We present DanceAnyWay, a generative learning method to synthesize beat-guided dances of 3D human characters synchronized with music. Our method learns to disentangle the dance movements at the beat frames from the dance movements at all the remaining frames by operating at two hierarchical levels. At the coarser "beat" level, it encodes the rhythm, pitch, and melody information of the input music via dedicated feature representations only at the beat frames. It leverages them to synthesize the beat poses of the target dances using a sequence-to-sequence learning framework. At the finer "repletion" level, our method encodes similar rhythm, pitch, and melody information from all the frames of the input music via dedicated feature representations. It generates the full dance sequences by combining the synthesized beat and repletion poses and enforcing plausibility through an adversarial learning framework. Our training paradigm also enforces fine-grained diversity in the synthesized dances through a randomized temporal contrastive loss, which ensures different segments of the dance sequences have different movements and avoids motion freezing or collapsing to repetitive movements. We evaluate the performance of our approach through extensive experiments on the benchmark AIST++ dataset and observe improvements of about 7%-12% in motion quality metrics and 1.5%-4% in motion diversity metrics over the current baselines, respectively. We also conducted a user study to evaluate the visual quality of our synthesized dances. We note that, on average, the samples generated by our method were about 9-48% more preferred by the participants and had a 4-27% better five-point Likert-scale score over the best available current baseline in terms of motion quality and synchronization. Our source code and project page are available at https://github.com/aneeshbhattacharya/DanceAnyWay.

Figures (7)

• Figure 1: DanceAnyWay: A two-stage hierarchical network that can generate beat-aligned and diverse, fine-grained 3D dances given audio. We render our results with Mixamo characters.

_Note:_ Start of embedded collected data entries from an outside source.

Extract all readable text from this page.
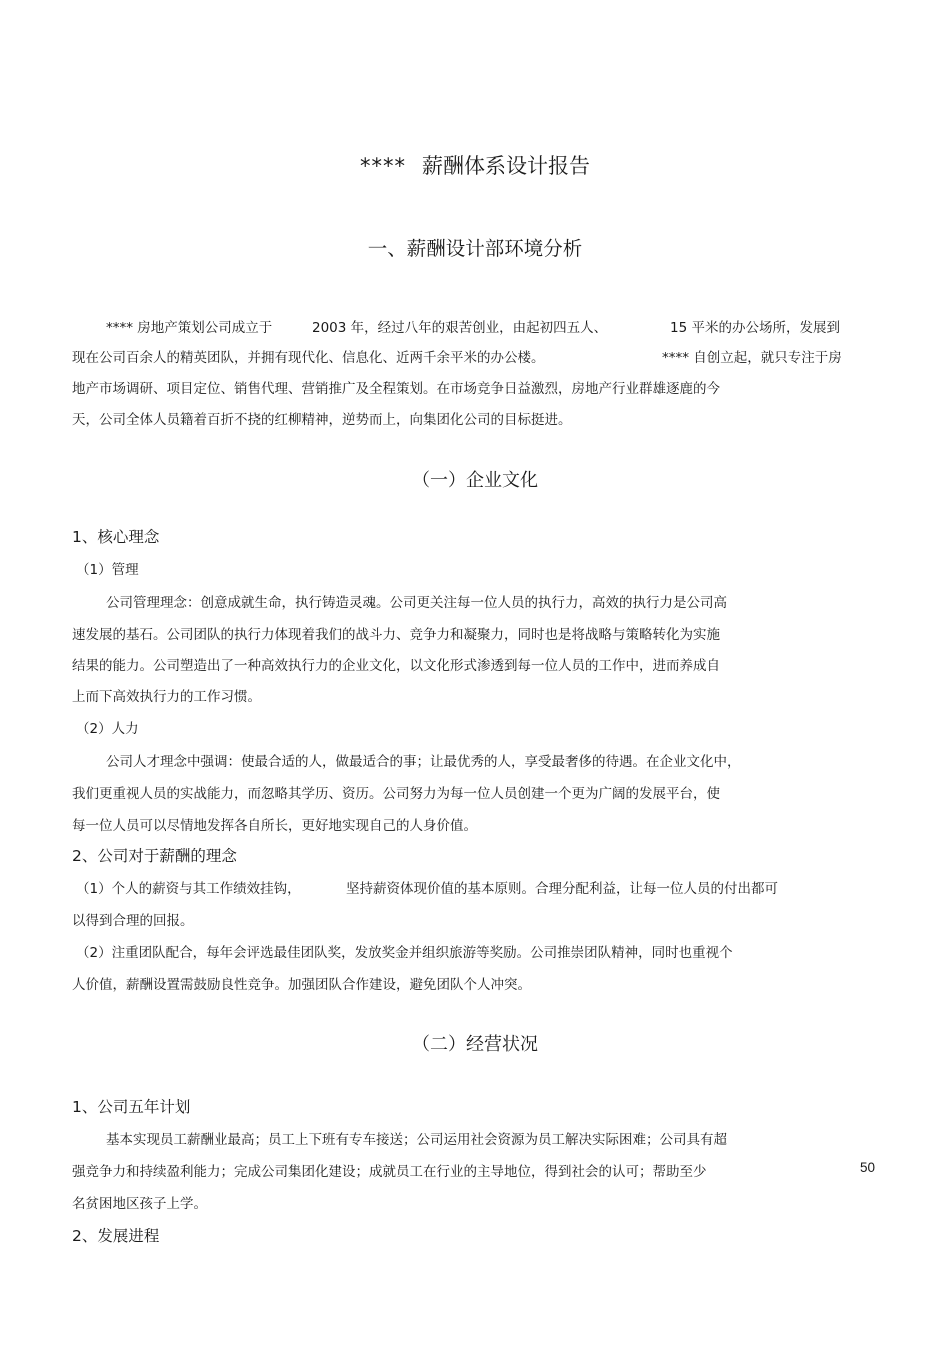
**** 薪酬体系设计报告
一、薪酬设计部环境分析
**** 房地产策划公司成立于	2003 年，经过八年的艰苦创业，由起初四五人、	15 平米的办公场所，发展到
现在公司百余人的精英团队，并拥有现代化、信息化、近两千余平米的办公楼。	**** 自创立起，就只专注于房
地产市场调研、项目定位、销售代理、营销推广及全程策划。在市场竞争日益激烈，房地产行业群雄逐鹿的今
天，公司全体人员籍着百折不挠的红柳精神，逆势而上，向集团化公司的目标挺进。
（一）企业文化
1、核心理念
（1）管理
公司管理理念：创意成就生命，执行铸造灵魂。公司更关注每一位人员的执行力，高效的执行力是公司高
速发展的基石。公司团队的执行力体现着我们的战斗力、竞争力和凝聚力，同时也是将战略与策略转化为实施
结果的能力。公司塑造出了一种高效执行力的企业文化，以文化形式渗透到每一位人员的工作中，进而养成自
上而下高效执行力的工作习惯。
（2）人力
公司人才理念中强调：使最合适的人，做最适合的事；让最优秀的人，享受最奢侈的待遇。在企业文化中，
我们更重视人员的实战能力，而忽略其学历、资历。公司努力为每一位人员创建一个更为广阔的发展平台，使
每一位人员可以尽情地发挥各自所长，更好地实现自己的人身价值。
2、公司对于薪酬的理念
（1）个人的薪资与其工作绩效挂钩，	坚持薪资体现价值的基本原则。合理分配利益，让每一位人员的付出都可
以得到合理的回报。
（2）注重团队配合，每年会评选最佳团队奖，发放奖金并组织旅游等奖励。公司推崇团队精神，同时也重视个
人价值，薪酬设置需鼓励良性竞争。加强团队合作建设，避免团队个人冲突。
（二）经营状况
1、公司五年计划
基本实现员工薪酬业最高；员工上下班有专车接送；公司运用社会资源为员工解决实际困难；公司具有超
强竞争力和持续盈利能力；完成公司集团化建设；成就员工在行业的主导地位，得到社会的认可；帮助至少	50
名贫困地区孩子上学。
2、发展进程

• Figure 2: DanceAnyWay Network Architecture. DanceAnyWay consists of two stages, Beat Pose Synthesis (BPS) and Repletion Pose Synthesis (RPS), trained one after the other. BPS (top row, left) has a predictor architecture to generate the coarse beat poses, and RPS (bottom row) has a generative adversarial architecture to generate all the remaining poses with fine-grained detail, followed by a seq-to-seq trajectory predictor for the global root translations. To train our RPS, we propose an additional randomized temporal contrastive loss (top row, right) to enforce motion diversity. For completeness, we also expand our MFCC and Chroma encoders (top row, middle), which have the same architecture but different layer sizes.
• Figure 3: $t$-SNE Plot of Samples from RPS Latent Decoder Space. Distribution of the features for the $m$-length segments in $\mathcal{Z}_{\mathcal{R}}$, for 100 random samples (each represented with a different color) in AIST++ aist++, after training with (right) and without (left) our RTC loss. Clustering all the sample segments using the RTC loss is necessary to generate diverse motions.
• Figure 4: Beat Alignment. Kinetic velocities over time for one ground truth (GT) motion and corresponding generative results. Our method has more peaks and valleys at the beat frames, indicating more alignment with the audio.
• Figure 5: Visualizations on AIST++ aist++. Sampled frames in a left-to-right sequence for one test sample. Our generated samples are better aligned with beats, more diverse, and have more plausible fine-grained details.